Please note that you are not guaranteed a seat if you do not meet the target group requirements. If the event is overbooked, the DDEA reserves its right to reject participants based on the defined requirements and country of employment.
While the data processing often consumes the majority of the time spent doing coding, there is little to no training and support provided for it. This has led to minimal attention, scrutiny, and rigour in describing, detailing, and reviewing these procedures in studies, and contributes to the systemic lack of code sharing among researchers. This aspect of research is often completely hidden and may likely be the source of many unintentional irreproducible results. With this course we aim to begin addressing this gap in training.
The learning objectives of the course will be to:
- Learn and demonstrate what an open and reproducible data analysis workflow looks like.
- Learn and apply the fundamental tools and skills for conducting a reproducible and modern analysis for a research project.
- Apply programming techniques to process and manage data in a reproducible and well-documented way.

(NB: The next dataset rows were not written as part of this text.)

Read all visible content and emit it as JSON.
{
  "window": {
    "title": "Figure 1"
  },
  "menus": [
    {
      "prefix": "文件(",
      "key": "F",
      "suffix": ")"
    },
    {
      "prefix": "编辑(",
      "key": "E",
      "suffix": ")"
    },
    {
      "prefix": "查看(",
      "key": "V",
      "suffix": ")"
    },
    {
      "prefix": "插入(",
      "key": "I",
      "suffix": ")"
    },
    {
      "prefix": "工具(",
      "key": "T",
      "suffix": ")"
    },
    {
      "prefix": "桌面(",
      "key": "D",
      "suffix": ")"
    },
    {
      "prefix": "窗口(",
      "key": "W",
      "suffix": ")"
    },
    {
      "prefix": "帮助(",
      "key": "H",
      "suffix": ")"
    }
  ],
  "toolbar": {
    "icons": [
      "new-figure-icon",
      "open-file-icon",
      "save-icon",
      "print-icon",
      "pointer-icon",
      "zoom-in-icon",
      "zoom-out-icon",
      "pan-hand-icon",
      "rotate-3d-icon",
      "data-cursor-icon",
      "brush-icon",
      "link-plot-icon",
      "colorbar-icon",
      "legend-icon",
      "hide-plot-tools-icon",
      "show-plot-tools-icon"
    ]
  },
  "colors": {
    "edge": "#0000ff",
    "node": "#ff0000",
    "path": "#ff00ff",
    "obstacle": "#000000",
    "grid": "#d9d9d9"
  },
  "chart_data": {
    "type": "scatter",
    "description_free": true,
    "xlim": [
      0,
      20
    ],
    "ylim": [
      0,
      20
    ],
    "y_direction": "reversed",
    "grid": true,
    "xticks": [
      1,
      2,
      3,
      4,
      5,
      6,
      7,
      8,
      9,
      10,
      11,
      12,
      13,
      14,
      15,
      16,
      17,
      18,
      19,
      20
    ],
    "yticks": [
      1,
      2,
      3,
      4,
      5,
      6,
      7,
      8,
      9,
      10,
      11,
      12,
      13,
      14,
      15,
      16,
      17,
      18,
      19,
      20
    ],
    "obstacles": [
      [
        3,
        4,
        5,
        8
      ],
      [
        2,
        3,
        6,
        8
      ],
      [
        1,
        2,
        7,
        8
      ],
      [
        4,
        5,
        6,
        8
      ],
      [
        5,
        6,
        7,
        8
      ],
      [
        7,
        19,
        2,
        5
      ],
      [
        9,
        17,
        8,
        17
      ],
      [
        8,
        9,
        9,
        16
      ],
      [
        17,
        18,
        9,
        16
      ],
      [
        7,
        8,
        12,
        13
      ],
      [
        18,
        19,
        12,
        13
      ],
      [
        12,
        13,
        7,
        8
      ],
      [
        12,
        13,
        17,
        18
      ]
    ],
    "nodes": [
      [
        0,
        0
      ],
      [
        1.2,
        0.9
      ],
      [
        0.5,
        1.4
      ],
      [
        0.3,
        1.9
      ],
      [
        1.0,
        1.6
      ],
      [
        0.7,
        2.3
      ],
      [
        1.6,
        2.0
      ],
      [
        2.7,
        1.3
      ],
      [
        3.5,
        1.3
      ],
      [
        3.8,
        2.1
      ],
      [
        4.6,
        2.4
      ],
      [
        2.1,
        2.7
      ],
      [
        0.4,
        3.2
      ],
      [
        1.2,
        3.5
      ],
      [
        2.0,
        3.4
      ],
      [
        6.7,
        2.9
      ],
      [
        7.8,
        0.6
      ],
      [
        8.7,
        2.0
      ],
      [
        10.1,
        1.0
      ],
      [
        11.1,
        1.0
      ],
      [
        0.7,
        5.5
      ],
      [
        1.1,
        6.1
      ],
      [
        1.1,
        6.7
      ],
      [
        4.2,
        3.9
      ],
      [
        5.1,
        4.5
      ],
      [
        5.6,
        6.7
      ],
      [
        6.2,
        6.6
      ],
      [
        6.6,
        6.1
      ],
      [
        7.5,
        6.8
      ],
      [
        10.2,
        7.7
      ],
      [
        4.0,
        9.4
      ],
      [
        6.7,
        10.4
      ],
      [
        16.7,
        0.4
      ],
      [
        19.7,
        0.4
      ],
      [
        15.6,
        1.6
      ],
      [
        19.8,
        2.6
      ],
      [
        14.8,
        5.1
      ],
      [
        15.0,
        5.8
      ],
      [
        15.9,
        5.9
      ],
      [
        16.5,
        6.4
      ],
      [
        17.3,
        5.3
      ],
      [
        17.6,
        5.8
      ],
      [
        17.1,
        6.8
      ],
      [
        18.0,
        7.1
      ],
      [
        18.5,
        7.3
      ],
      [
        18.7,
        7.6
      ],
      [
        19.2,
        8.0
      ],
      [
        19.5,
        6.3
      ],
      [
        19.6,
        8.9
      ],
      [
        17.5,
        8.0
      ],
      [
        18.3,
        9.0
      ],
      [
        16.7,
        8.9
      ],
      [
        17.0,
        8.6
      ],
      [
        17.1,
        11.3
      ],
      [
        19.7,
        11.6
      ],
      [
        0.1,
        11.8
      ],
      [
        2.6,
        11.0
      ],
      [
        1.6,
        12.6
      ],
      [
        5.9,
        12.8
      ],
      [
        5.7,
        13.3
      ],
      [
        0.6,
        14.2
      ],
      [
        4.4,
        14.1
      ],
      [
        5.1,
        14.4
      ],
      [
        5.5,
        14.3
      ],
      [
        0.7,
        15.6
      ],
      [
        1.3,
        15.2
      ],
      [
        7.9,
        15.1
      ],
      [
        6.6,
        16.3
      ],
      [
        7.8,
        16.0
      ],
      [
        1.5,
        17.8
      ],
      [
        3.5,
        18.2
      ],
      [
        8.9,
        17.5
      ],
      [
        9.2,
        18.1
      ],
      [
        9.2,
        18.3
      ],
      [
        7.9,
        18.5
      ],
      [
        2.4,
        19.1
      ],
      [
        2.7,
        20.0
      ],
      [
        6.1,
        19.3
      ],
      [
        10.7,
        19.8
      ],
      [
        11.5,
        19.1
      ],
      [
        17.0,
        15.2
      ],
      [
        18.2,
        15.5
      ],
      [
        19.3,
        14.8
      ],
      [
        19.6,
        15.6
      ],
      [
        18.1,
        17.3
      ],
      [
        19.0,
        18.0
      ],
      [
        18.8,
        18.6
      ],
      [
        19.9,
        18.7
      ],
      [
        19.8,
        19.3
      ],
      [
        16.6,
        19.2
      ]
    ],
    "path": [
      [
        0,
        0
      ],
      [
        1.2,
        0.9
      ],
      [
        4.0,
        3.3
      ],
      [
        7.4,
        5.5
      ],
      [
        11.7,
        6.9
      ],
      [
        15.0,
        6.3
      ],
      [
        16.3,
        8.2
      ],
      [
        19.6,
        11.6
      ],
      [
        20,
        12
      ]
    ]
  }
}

- Learn where to go to get help and to continue learning modern data analysis skills.
The course will enable participants to answer questions such as:
- What does a modern data analysis setup and workflow look like?
- How can I ensure that my data analysis project is reproducible?

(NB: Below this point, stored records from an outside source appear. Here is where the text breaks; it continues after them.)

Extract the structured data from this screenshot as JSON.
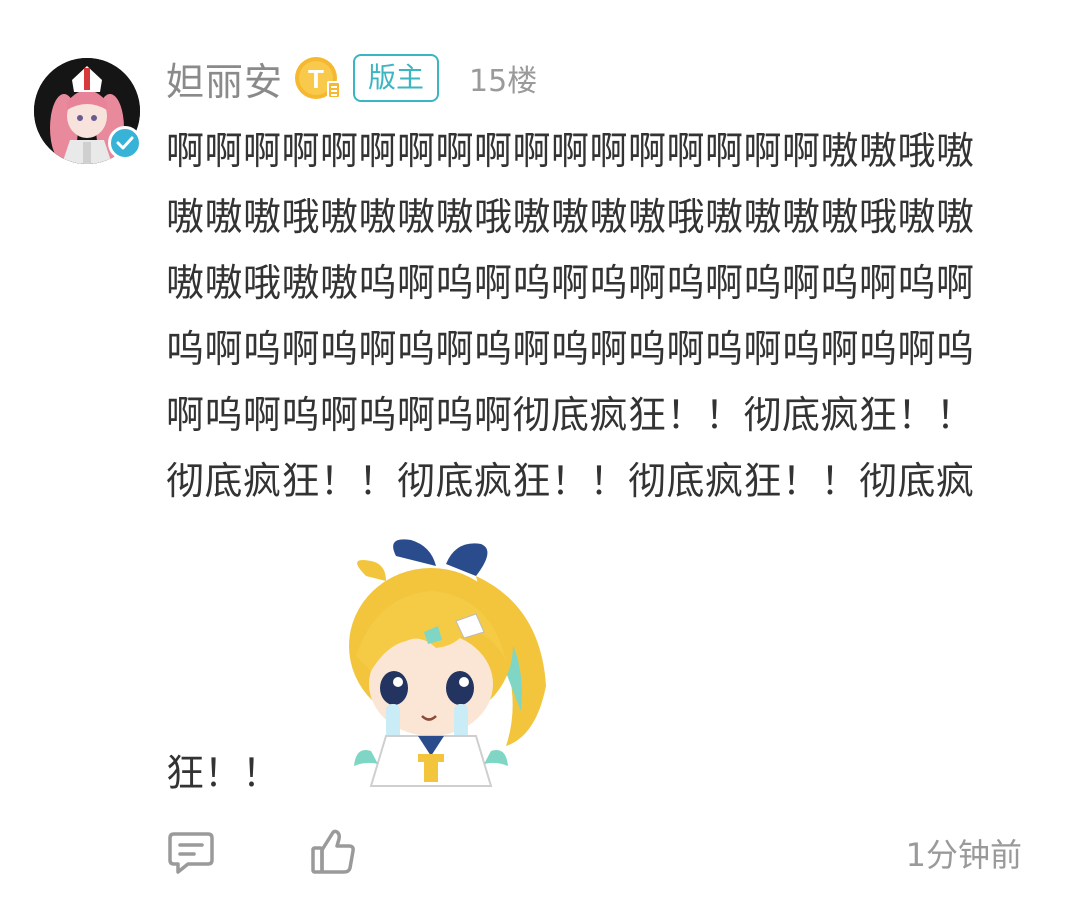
{
  "post": {
    "username": "妲丽安",
    "level_badge_letter": "T",
    "role_badge": "版主",
    "floor": "15楼",
    "content": "啊啊啊啊啊啊啊啊啊啊啊啊啊啊啊啊啊嗷嗷哦嗷嗷嗷嗷哦嗷嗷嗷嗷哦嗷嗷嗷嗷哦嗷嗷嗷嗷哦嗷嗷嗷嗷哦嗷嗷呜啊呜啊呜啊呜啊呜啊呜啊呜啊呜啊呜啊呜啊呜啊呜啊呜啊呜啊呜啊呜啊呜啊呜啊呜啊呜啊呜啊呜啊呜啊彻底疯狂！！彻底疯狂！！彻底疯狂！！彻底疯狂！！彻底疯狂！！彻底疯",
    "content_tail": "狂！！",
    "sticker_name": "crying-girl-sticker",
    "time": "1分钟前"
  },
  "icons": {
    "reply": "comment-icon",
    "like": "thumbs-up-icon",
    "verified": "verified-check-icon"
  },
  "colors": {
    "badge_teal": "#3bb5c2",
    "verified_blue": "#38b3d8",
    "level_gold": "#f5b82e",
    "text_dark": "#333333",
    "text_gray": "#8a8a8a"
  }
}
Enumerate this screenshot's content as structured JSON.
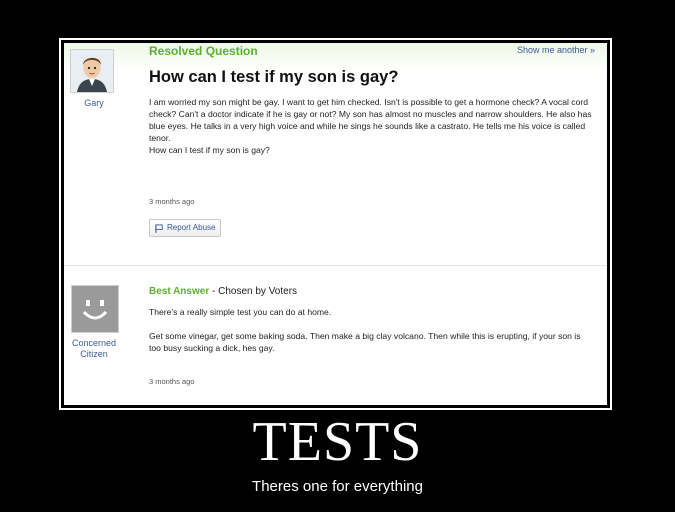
{
  "question": {
    "status_title": "Resolved Question",
    "show_another": "Show me another »",
    "asker_name": "Gary",
    "title": "How can I test if my son is gay?",
    "body": "I am worried my son might be gay. I want to get him checked. Isn't is possible to get a hormone check? A vocal cord check? Can't a doctor indicate if he is gay or not? My son has almost no muscles and narrow shoulders. He also has blue eyes. He talks in a very high voice and while he sings he sounds like a castrato. He tells me his voice is called tenor.",
    "body_last_line": "How can I test if my son is gay?",
    "timestamp": "3 months ago",
    "report_label": "Report Abuse",
    "report_icon": "flag-icon",
    "avatar_icon": "user-avatar"
  },
  "answer": {
    "label": "Best Answer",
    "chosen_by": " - Chosen by Voters",
    "author_name_line1": "Concerned",
    "author_name_line2": "Citizen",
    "para1": "There's a really simple test you can do at home.",
    "para2": "Get some vinegar, get some baking soda. Then make a big clay volcano. Then while this is erupting, if your son is too busy sucking a dick, hes gay.",
    "timestamp": "3 months ago",
    "avatar_icon": "smiley-avatar"
  },
  "caption": {
    "title": "TESTS",
    "subtitle": "Theres one for everything"
  },
  "colors": {
    "brand_green": "#5cb12d",
    "link_blue": "#3b5b9b",
    "background": "#000000"
  }
}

- How can I create pipelines that get, process, and clean my data quickly and that works regardless of whether there is one data file or hundreds of data files (i.e. it scales well)?
- How can I write code that is more reproducible, readable, and that can be easily re-used for my future self and for my collaborators and colleagues?

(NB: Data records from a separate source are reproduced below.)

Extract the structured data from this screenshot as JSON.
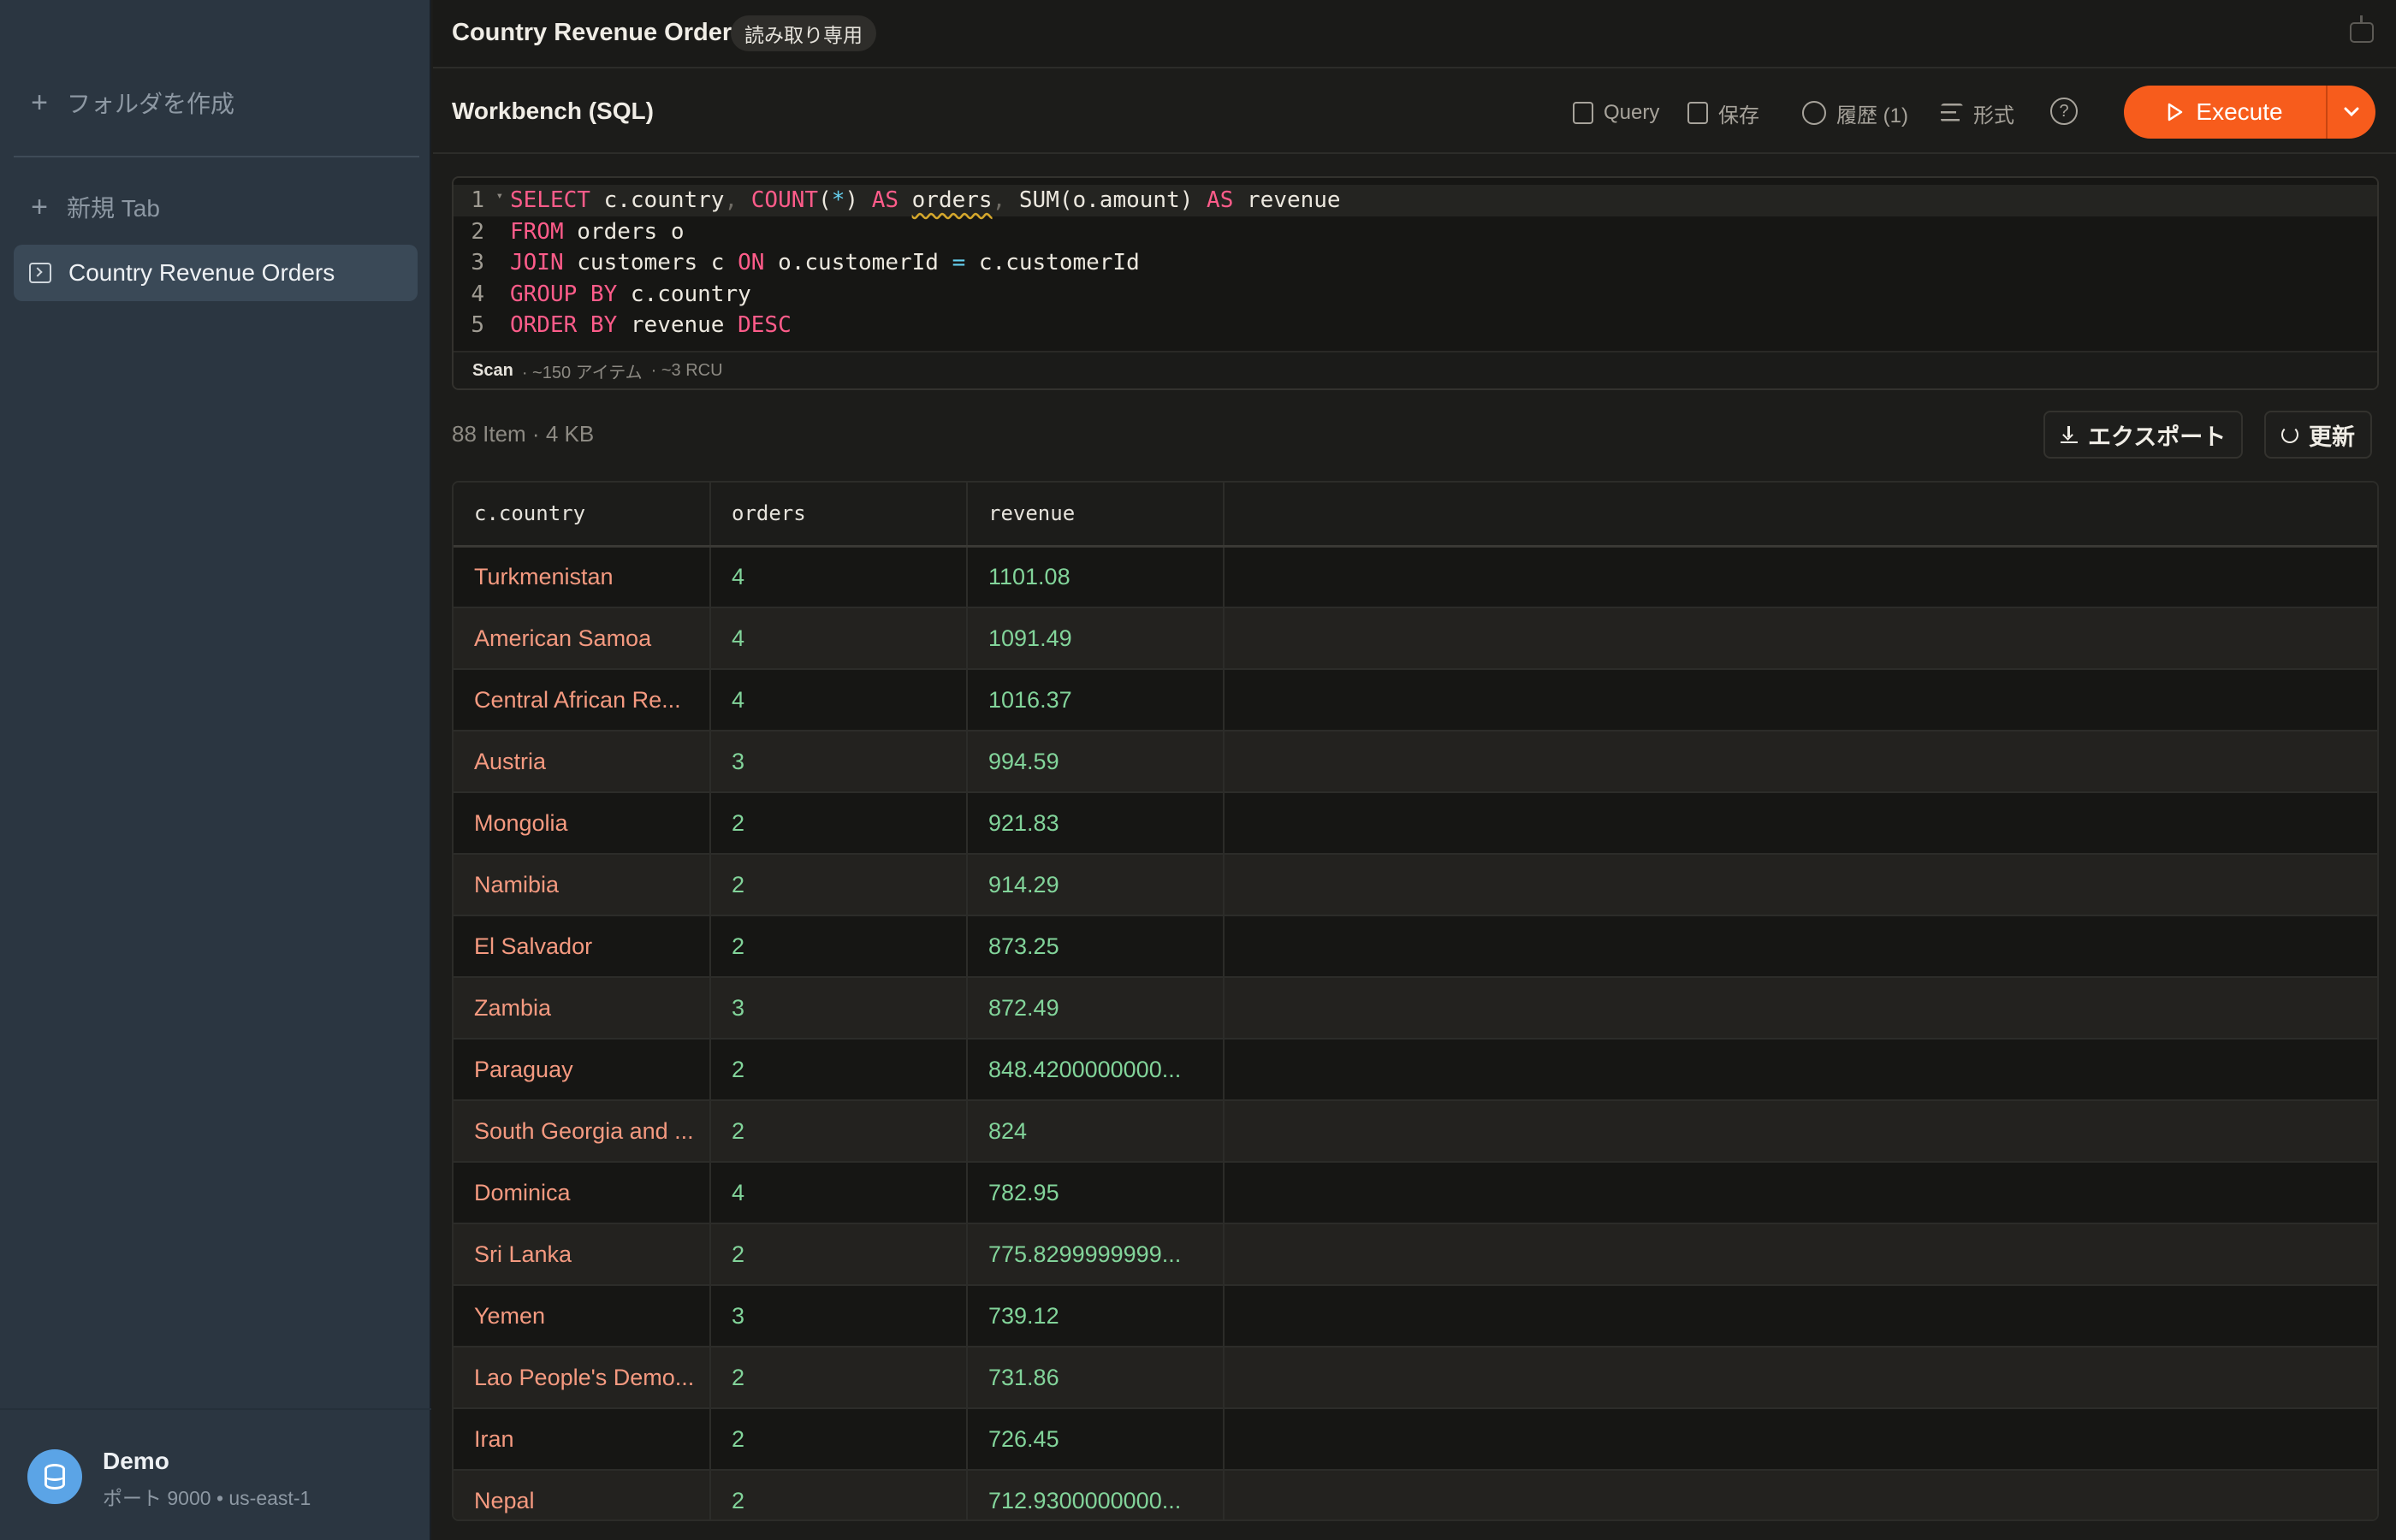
{
  "sidebar": {
    "create_folder": "フォルダを作成",
    "new_tab": "新規 Tab",
    "active_item": "Country Revenue Orders",
    "connection": {
      "name": "Demo",
      "details": "ポート 9000 • us-east-1"
    }
  },
  "topbar": {
    "title": "Country Revenue Orders",
    "badge": "読み取り専用"
  },
  "toolbar": {
    "title": "Workbench (SQL)",
    "query": "Query",
    "save": "保存",
    "history": "履歴 (1)",
    "format": "形式",
    "help": "?",
    "execute": "Execute"
  },
  "editor": {
    "line_numbers": [
      "1",
      "2",
      "3",
      "4",
      "5"
    ],
    "footer": {
      "mode": "Scan",
      "items": "· ~150 アイテム",
      "rcu": "· ~3 RCU"
    }
  },
  "results": {
    "meta": "88 Item  ·  4 KB",
    "export": "エクスポート",
    "refresh": "更新",
    "columns": [
      "c.country",
      "orders",
      "revenue"
    ],
    "rows": [
      [
        "Turkmenistan",
        "4",
        "1101.08"
      ],
      [
        "American Samoa",
        "4",
        "1091.49"
      ],
      [
        "Central African Re...",
        "4",
        "1016.37"
      ],
      [
        "Austria",
        "3",
        "994.59"
      ],
      [
        "Mongolia",
        "2",
        "921.83"
      ],
      [
        "Namibia",
        "2",
        "914.29"
      ],
      [
        "El Salvador",
        "2",
        "873.25"
      ],
      [
        "Zambia",
        "3",
        "872.49"
      ],
      [
        "Paraguay",
        "2",
        "848.4200000000..."
      ],
      [
        "South Georgia and ...",
        "2",
        "824"
      ],
      [
        "Dominica",
        "4",
        "782.95"
      ],
      [
        "Sri Lanka",
        "2",
        "775.8299999999..."
      ],
      [
        "Yemen",
        "3",
        "739.12"
      ],
      [
        "Lao People's Demo...",
        "2",
        "731.86"
      ],
      [
        "Iran",
        "2",
        "726.45"
      ],
      [
        "Nepal",
        "2",
        "712.9300000000..."
      ]
    ]
  },
  "colors": {
    "accent": "#f75c1c",
    "sidebar_bg": "#2b3641",
    "country_text": "#f59a80",
    "number_text": "#82d49a",
    "sql_keyword": "#ff5c8a"
  }
}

During the course, we will:
- learn how to use R, specifically aimed at the mid-beginner to early-intermediate level
- focus only on the data processing and cleaning stage of a data analysis project
- teach from a reproducible research and open scientific perspective (e.g. by making use of Git)
- be using practical, applied, and hands-on lessons and exercises
And we will not learn:
- the basics of using R and RStudio
- statistics (these are already covered by most university curriculum)
Considering that this is a natural extension of the introductory r-cubed course, this course incorporates tools learned during that course, including basic Git usage as well as use of RStudio R projects. If you do not have familiarity with these tools, you will need to go over the material from the introduction course beforehand (more details about pre-course tasks will be sent out a couple of weeks before the course).
PROGRAMME AND INSTRUCTOR
Luke Johnston, Postdoc, Steno Diabetes Center Aarhus (DK)
Luke Johnston, Team Leader
Steno Diabetes Center Aarhus
7 May 2023
Participants will have to reserve time in their calendar to do pre-course tasks. The course material is available online.
Deadline for completing pre-course tasks: 1 June 2023
Considering that this course is a natural extension of the introductory r-cubed course, this course incorporates tools learned during that course, including basic Git usage as well as use of RStudio R projects. If you do not have familiarity with these tools, you will need to go over the material from the introduction course beforehand.
Bring your own laptop
Make sure to bring your own laptop since the course includes hands-on learning.
The DDEA offers accommodation in Copenhagen to participants living outside of the Greater Copenhagen Area. Please state if you need accommodation 5, 6, or 7 June when you register.
The DDEA organizes Networking Dinners on 6 and 7 June. Please state if you would like to join one or both dinners when you register.
A course certificate will be given to all attending participants on request at the end of the course. Full participation is required to attain 2,3 ECTS points.
Please note that it is free of charge to participate in the course however the DDEA will charge a no-show fee of 1000 DKK if you do not show up and have not unregistered from the course prior to its start.